Poor diets now pose a greater risk to health than unsafe sex, alcohol, drug and tobacco use combined
Foresight Report and the South Asian Paper shows how changing food systems and diets could affect health over the next 20 years and outlines strategies governments need to adopt to achieve Sustainable Development Goal #2 and #12
(06 October 2016) New Delhi, India – Findings from a new Report, “Food Systems and Diets: Facing the Challenges of the 21st Century” of the Global Panel on Agriculture and Food Systems for Nutrition, revealed that over the next 20 years, South Asian countries will face serious challenges to improve nutrition and avoid further increase of diet related non-communicable diseases, such as heart disease, cancer, stroke and diabetes.
“The Foresight Report highlights the risks posed by the double burden of malnutrition in South Asia, where overweight and obesity exist alongside undernutrition” said Prof. K. Srinath Reddy, President of the Public Health Foundation of India, and Panel Member. “But the long and damaging path that high-income countries have taken to slowing down rises in obesity rates is not a fixed route”.
At the Foresight South Asia Launch of the Report, which took place today in New Delhi, the Global Panel additionally released a paper “Better diets for a better future: A food system perspective in South Asia”, which highlights the challenges facing the Region now, and in the future. Challenges that South Asian countries will need to address if they are to achieve the Sustainable Development Goal #12 (SDG) target of sustainable food consumption and production, as well as SDG #2 target of ending hunger.
“The level of effort required to address this problem is not dissimilar to the fervor with which the international community confronted HIV/AIDS, malaria and other pandemic diseases.” said Sir John Beddington, former UK Chief Scientific Advisor and Co-Chair of the Global Panel on Agriculture and Food Systems for Nutrition.
Although South Asian countries have made progress in the drive to address health and malnutrition issues, the Report shows that food systems are yet to deliver healthy diets: In India, for example, between 80-85% of the country’s population consume processed foods, leading to a shift towards energy-dense foods and away micronutrient rich foods. On the other hand, a ‘business as usual’ scenario projection, shows that there will still be 188 million calorie deficient people in South Asia in 2030.
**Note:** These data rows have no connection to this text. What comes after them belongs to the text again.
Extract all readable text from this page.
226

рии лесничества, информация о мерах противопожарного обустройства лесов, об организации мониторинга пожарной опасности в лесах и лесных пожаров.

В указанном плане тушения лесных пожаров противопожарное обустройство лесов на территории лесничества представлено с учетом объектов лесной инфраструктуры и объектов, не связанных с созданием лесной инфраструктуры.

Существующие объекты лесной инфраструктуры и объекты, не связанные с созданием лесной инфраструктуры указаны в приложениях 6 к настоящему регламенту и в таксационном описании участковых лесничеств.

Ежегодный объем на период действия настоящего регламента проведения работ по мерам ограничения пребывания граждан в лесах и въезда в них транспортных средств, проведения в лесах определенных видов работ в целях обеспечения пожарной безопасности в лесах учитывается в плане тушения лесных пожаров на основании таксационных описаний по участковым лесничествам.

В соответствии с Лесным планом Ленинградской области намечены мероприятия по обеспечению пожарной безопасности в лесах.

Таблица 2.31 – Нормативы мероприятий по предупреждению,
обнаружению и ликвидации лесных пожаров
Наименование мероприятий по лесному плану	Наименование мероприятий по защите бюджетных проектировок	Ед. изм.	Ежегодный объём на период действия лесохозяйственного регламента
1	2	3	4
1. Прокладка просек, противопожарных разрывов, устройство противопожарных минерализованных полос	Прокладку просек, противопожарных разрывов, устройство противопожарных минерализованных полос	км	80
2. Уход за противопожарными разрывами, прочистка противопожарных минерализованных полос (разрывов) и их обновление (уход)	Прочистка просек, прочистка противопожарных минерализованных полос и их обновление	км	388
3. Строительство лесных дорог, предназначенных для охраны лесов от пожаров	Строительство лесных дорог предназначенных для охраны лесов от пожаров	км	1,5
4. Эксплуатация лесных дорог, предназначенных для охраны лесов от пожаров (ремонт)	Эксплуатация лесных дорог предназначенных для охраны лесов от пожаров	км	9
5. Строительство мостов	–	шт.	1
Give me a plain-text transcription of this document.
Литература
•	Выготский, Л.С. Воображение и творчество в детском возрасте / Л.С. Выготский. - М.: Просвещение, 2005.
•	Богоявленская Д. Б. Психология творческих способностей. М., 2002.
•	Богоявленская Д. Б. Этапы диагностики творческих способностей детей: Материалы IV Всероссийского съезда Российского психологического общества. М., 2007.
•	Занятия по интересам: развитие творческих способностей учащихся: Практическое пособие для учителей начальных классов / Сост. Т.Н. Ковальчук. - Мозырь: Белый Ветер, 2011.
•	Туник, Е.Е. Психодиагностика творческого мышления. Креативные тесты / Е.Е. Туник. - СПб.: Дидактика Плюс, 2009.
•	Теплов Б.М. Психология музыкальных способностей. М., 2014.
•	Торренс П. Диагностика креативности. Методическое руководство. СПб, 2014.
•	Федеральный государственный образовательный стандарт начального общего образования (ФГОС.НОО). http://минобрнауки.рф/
The Report recommends that in South Asia, specific priorities for action need to include:
- Focusing food and agriculture policies on securing diet quality for infants and young children.
- Improving adolescent girl and adult women’s diet quality as a priority in all policy making that shapes food systems.
- Making fruits, vegetables, pulses, nuts and seeds much more available, more affordable and safe for all consumers.
- Making policies which regulate product formulation, labelling, advertising, promotion and taxes a high priority.
- Recognising animal source foods (e.g. dairy, eggs, fish and meat) as important nutrient sources.
- Institutionalising high-quality diets through public sector purchasing power.
- Refocusing agriculture research investments globally to support healthy diets and good nutrition.
Next month’s India-UK Tech Summit will offer an opportunity to explore partnerships for health-promoting food systems and agriculture, alongside other sectors.
“The Report provides a guide for governments and decision-makers to change course through action and investment to create food systems that promote health and deliver quality diets” said Prof Sandy Thomas, Global Panel Director.